Jump aboard the Black & Gold bandwagon while there is still room


If the Boston Bruins go on to do something special in the spring (namely end a 39 year drought for a Stanley Cup), I can proudly say that my buddy Rick and I were on the ground floor of some history.

One of my best friends from college and I were in Loge 7 last night for the Bruins' home opener against the Washington Capitals and it was a great time to be a Masshole as the B's (4-1-0) won convincingly 4-1 at the TD Garden.

It was Boston's fourth straight victory as Tim Thomas (38 saves, 4-0-0) was in between the pipes for the fourth game in a row and he looked like the Vezina trophy winner of two seasons ago, rather than the hobbled bum that was stapled to the bench last season behind Tuukka Rask.

Washington (4-3-0) has been one of the most high-octane offenses in the NHL the past few seasons but as their postseason chokes attest, that formula falls apart when the game changes in the playoffs (just ask the San Jose Sharks). It's all about goaltending, defense and timely scoring in that order when the results really count.

If I could bottle up any crowd in professional sports around here, no doubt it would be the Bruins. The prices get hiked up every season, the B's continue to epically fail in the playoffs and yet the residents of South Boston, Winthrop, Revere, etc. continue to eat it up. They love their predictable hard rock soundtracks and you can't accuse people that go to Bruins games of being frauds.

You go to Patriots games to drink in a parking lot, to Red Sox games to be seen (and scope out smokeshows in the summer temps.) and to Celtics games for the party atmosphere. There's nothing sexy about Bruins fans, quite the opposite when you see most of them up close, but it's all authentic blood, guts and cheap light beer (that they'll gladly spill on you after a goal). Kind of like they just stepped off the set as extras for The Town, I can't say enough about it.

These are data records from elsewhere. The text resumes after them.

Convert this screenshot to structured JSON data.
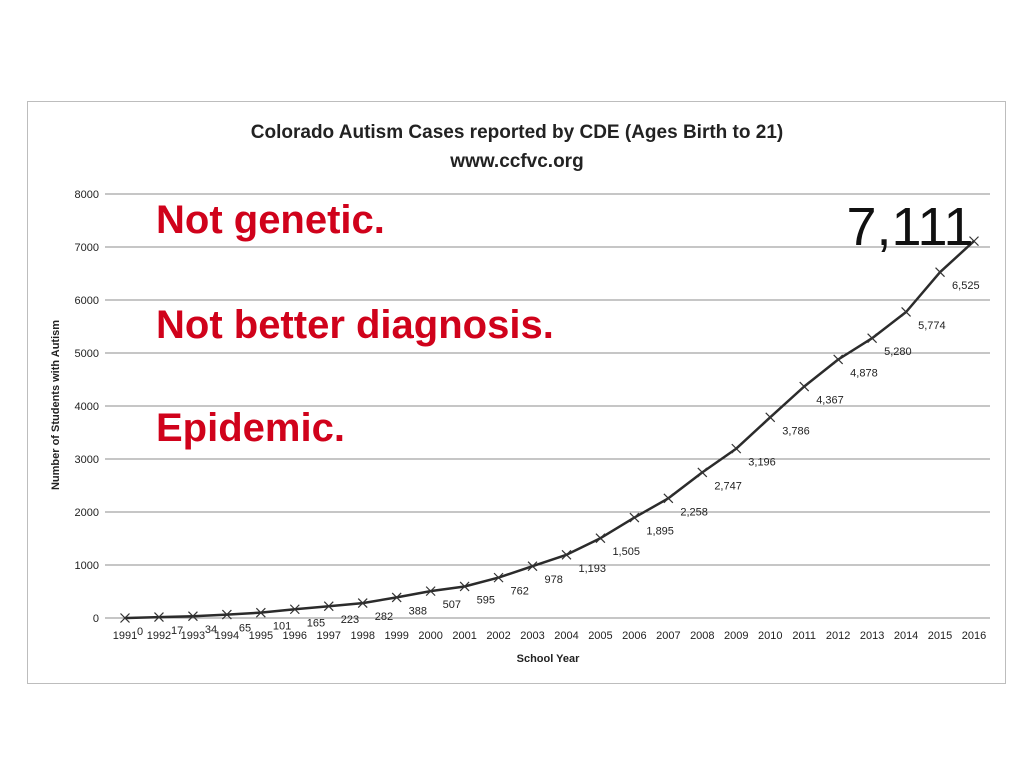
{
  "chart_data": {
    "type": "line",
    "title": "Colorado Autism Cases reported by CDE (Ages Birth to 21)",
    "subtitle": "www.ccfvc.org",
    "xlabel": "School Year",
    "ylabel": "Number of Students with Autism",
    "x": [
      "1991",
      "1992",
      "1993",
      "1994",
      "1995",
      "1996",
      "1997",
      "1998",
      "1999",
      "2000",
      "2001",
      "2002",
      "2003",
      "2004",
      "2005",
      "2006",
      "2007",
      "2008",
      "2009",
      "2010",
      "2011",
      "2012",
      "2013",
      "2014",
      "2015",
      "2016"
    ],
    "values": [
      0,
      17,
      34,
      65,
      101,
      165,
      223,
      282,
      388,
      507,
      595,
      762,
      978,
      1193,
      1505,
      1895,
      2258,
      2747,
      3196,
      3786,
      4367,
      4878,
      5280,
      5774,
      6525,
      7111
    ],
    "data_labels": [
      "0",
      "17",
      "34",
      "65",
      "101",
      "165",
      "223",
      "282",
      "388",
      "507",
      "595",
      "762",
      "978",
      "1,193",
      "1,505",
      "1,895",
      "2,258",
      "2,747",
      "3,196",
      "3,786",
      "4,367",
      "4,878",
      "5,280",
      "5,774",
      "6,525",
      ""
    ],
    "ylim": [
      0,
      8000
    ],
    "yticks": [
      0,
      1000,
      2000,
      3000,
      4000,
      5000,
      6000,
      7000,
      8000
    ],
    "grid": true,
    "legend": "none",
    "line_color": "#2b2b2b",
    "grid_color": "#8c8c8c",
    "big_label": "7,111",
    "annotations": [
      "Not genetic.",
      "Not better diagnosis.",
      "Epidemic."
    ],
    "annotation_color": "#d0021b"
  }
}
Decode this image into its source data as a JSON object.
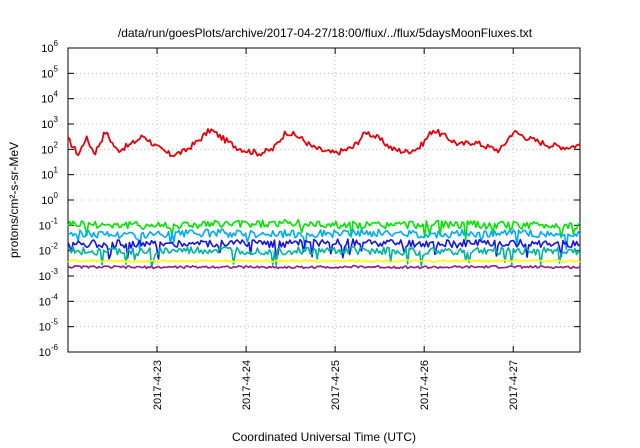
{
  "chart_data": {
    "type": "line",
    "title": "/data/run/goesPlots/archive/2017-04-27/18:00/flux/../flux/5daysMoonFluxes.txt",
    "xlabel": "Coordinated Universal Time (UTC)",
    "ylabel": "protons/cm²-s-sr-MeV",
    "yscale": "log",
    "ylim": [
      1e-06,
      1000000.0
    ],
    "xlim": [
      "2017-04-22 00:00",
      "2017-04-27 18:00"
    ],
    "grid": true,
    "xticks": [
      "2017-4-23",
      "2017-4-24",
      "2017-4-25",
      "2017-4-26",
      "2017-4-27"
    ],
    "yticks": [
      {
        "base": "10",
        "exp": "-6"
      },
      {
        "base": "10",
        "exp": "-5"
      },
      {
        "base": "10",
        "exp": "-4"
      },
      {
        "base": "10",
        "exp": "-3"
      },
      {
        "base": "10",
        "exp": "-2"
      },
      {
        "base": "10",
        "exp": "-1"
      },
      {
        "base": "10",
        "exp": "0"
      },
      {
        "base": "10",
        "exp": "1"
      },
      {
        "base": "10",
        "exp": "2"
      },
      {
        "base": "10",
        "exp": "3"
      },
      {
        "base": "10",
        "exp": "4"
      },
      {
        "base": "10",
        "exp": "5"
      },
      {
        "base": "10",
        "exp": "6"
      }
    ],
    "series": [
      {
        "color": "#e8000b",
        "x_days": [
          0.0,
          0.12,
          0.2,
          0.3,
          0.42,
          0.55,
          0.7,
          0.85,
          1.0,
          1.15,
          1.3,
          1.45,
          1.6,
          1.75,
          1.9,
          2.0,
          2.15,
          2.3,
          2.45,
          2.6,
          2.75,
          2.9,
          3.0,
          3.2,
          3.35,
          3.5,
          3.65,
          3.8,
          3.95,
          4.1,
          4.25,
          4.4,
          4.55,
          4.7,
          4.85,
          5.0,
          5.2,
          5.4,
          5.6,
          5.75
        ],
        "values": [
          250,
          60,
          300,
          70,
          500,
          90,
          150,
          350,
          120,
          60,
          80,
          200,
          600,
          250,
          120,
          90,
          70,
          100,
          500,
          300,
          120,
          80,
          70,
          120,
          500,
          250,
          100,
          80,
          120,
          600,
          300,
          150,
          200,
          130,
          90,
          500,
          250,
          150,
          120,
          150
        ]
      },
      {
        "color": "#00e600",
        "values": [
          0.12,
          0.1,
          0.11,
          0.12,
          0.1,
          0.11,
          0.1,
          0.1
        ]
      },
      {
        "color": "#00aaff",
        "values": [
          0.05,
          0.04,
          0.05,
          0.045,
          0.05,
          0.045,
          0.05,
          0.04
        ]
      },
      {
        "color": "#1414e6",
        "values": [
          0.02,
          0.018,
          0.02,
          0.019,
          0.02,
          0.018,
          0.02,
          0.019
        ]
      },
      {
        "color": "#00b3a0",
        "values": [
          0.01,
          0.009,
          0.01,
          0.0095,
          0.01,
          0.009,
          0.01,
          0.0095
        ]
      },
      {
        "color": "#ffff00",
        "values": [
          0.004,
          0.0038,
          0.004,
          0.0039,
          0.004,
          0.0038,
          0.004,
          0.0039
        ]
      },
      {
        "color": "#8c1e8c",
        "values": [
          0.0023,
          0.0022,
          0.0023,
          0.0022,
          0.0023,
          0.0022,
          0.0023,
          0.0022
        ]
      }
    ]
  }
}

Even in the home opener, we'll boo Blake Wheeler and Michael Ryder for being underachieving (former) and overpaid (latter) bums but we'll still cheer Ryder for potting a sweet power-play goal in the first period last night from Patrice Bergeron and Tyler Seguin. That came with 28 seconds left in the first period, a turning point heading into the locker room.

Rookie Jordan Caron, who is playing out of his mind, made it 2-0 at 2:22 into the second period. Bergeron found him with a pretty no-look feed from behind the net and he roofed it over Sergei Varlamov (30 saves). Matt Hunwick also assisted.

Besides Seguin and Caron, the other real notable Garden debut was for Nathan Horton. He continued his torrid start with a power-play goal at 12:16 in the second period. Mark Recchi and Milan Lucic assisted the ex-Florida Panther, who skated into a soft spot in the Caps' defensive zone and fired a slap shot that had just enough oomph to trickle into the net.

Thomas' shutout was erased in the third period as he cleared it right to Washington forward Jason Chimera but nobody really minded. Boston captain Zdeno Chara added his club's third power-play tally (after coming into the game with one as a team while Washington hadn't allowed one PP goal) with 16 seconds left in the game. Blake Wheeler and Johnny Boychuk assisted on Chara's thunderbolt that sent an already tipsy Garden crowd back to the surrounding bars after the game for more opening night merriment.

The Rangers come to the Garden on Saturday night.